Agents

Board Game Arena provides various types of agents for game playing and experimentation.

Agent Types

LLM Agent

Uses Large Language Models to make game decisions through natural language reasoning.

from game_reasoning_arena.arena.agents.llm_agent import LLMAgent

agent = LLMAgent(
    name="GPT_Player",
    model="gpt-3.5-turbo",
    temperature=0.7
)

Features: * Natural language game understanding * Reasoning about game state * Configurable temperature for exploration * Support for multiple LLM providers

Note

To understand how LLM agents receive and process game information, see the detailed Prompting System system guide.

Random Agent

Makes random legal moves - useful as a baseline opponent.

from game_reasoning_arena.arena.agents.random_agent import RandomAgent

agent = RandomAgent(name="Random_Player")

Features: * Fast execution * Perfect baseline for comparison * No training required

Human Agent

Allows human players to participate in games through a user interface.

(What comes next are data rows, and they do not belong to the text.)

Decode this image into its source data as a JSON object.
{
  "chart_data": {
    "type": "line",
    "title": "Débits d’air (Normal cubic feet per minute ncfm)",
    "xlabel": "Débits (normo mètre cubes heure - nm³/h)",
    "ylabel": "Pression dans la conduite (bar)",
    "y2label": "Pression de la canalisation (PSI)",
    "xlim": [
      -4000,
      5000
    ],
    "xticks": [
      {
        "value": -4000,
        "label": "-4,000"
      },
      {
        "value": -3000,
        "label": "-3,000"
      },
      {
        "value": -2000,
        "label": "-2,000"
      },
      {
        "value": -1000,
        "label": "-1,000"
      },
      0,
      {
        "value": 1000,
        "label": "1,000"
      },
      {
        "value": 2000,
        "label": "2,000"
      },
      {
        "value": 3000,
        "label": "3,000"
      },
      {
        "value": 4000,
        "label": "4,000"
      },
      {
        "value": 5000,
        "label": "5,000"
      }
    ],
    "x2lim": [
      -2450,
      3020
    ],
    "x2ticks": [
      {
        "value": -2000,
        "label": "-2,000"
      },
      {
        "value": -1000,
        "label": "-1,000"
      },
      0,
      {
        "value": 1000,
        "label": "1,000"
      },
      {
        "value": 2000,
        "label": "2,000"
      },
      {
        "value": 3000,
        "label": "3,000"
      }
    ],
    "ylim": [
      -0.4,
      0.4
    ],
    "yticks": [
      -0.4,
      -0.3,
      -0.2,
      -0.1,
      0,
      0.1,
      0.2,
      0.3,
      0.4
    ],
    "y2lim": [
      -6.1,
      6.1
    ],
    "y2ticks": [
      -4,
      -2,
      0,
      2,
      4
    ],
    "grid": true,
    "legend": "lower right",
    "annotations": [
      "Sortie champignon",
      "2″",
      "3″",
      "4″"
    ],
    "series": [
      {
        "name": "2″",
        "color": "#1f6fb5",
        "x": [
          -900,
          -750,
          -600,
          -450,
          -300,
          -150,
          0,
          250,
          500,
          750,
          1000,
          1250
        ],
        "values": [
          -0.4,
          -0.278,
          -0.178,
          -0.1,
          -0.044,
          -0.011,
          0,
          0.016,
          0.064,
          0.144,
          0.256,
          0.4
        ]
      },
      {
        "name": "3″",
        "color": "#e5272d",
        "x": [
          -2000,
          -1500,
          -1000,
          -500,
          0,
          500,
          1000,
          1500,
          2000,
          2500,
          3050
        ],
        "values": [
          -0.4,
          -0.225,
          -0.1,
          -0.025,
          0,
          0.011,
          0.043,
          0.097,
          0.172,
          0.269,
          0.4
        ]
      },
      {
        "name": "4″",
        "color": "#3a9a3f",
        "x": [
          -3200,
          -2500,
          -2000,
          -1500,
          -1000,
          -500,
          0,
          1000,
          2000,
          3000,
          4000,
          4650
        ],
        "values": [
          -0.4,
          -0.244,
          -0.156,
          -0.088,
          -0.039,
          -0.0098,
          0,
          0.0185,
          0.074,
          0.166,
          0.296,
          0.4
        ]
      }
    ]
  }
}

from game_reasoning_arena.arena.agents.human_agent import HumanAgent

agent = HumanAgent(name="Human_Player")

Features: * Interactive gameplay * Useful for testing and demonstration * Can be combined with web interface

Agent Configuration

Agents are typically configured through YAML files:

agents:
  - type: "llm"
    name: "Player1"
    model: "gpt-4"
    temperature: 0.5
    system_prompt: "You are an expert board game player."

  - type: "random"
    name: "Player2"

Agent Interface

All agents implement the base agent interface:

class BaseAgent:
    def get_action(self, state, legal_actions):
        """Return chosen action given game state"""
        pass

    def reset(self):
        """Reset agent state for new game"""
        pass

Creating Custom Agents

You can create custom agents by inheriting from BaseAgent:

from game_reasoning_arena.arena.agents.base_agent import BaseAgent

class MyAgent(BaseAgent):
    def __init__(self, name="MyAgent"):
        super().__init__(name)
        # Initialize your agent

    def get_action(self, state, legal_actions):
        # Your decision logic here
        return chosen_action

    def reset(self):
        # Reset any internal state
        pass

For more details, see the API Reference and Contributing sections.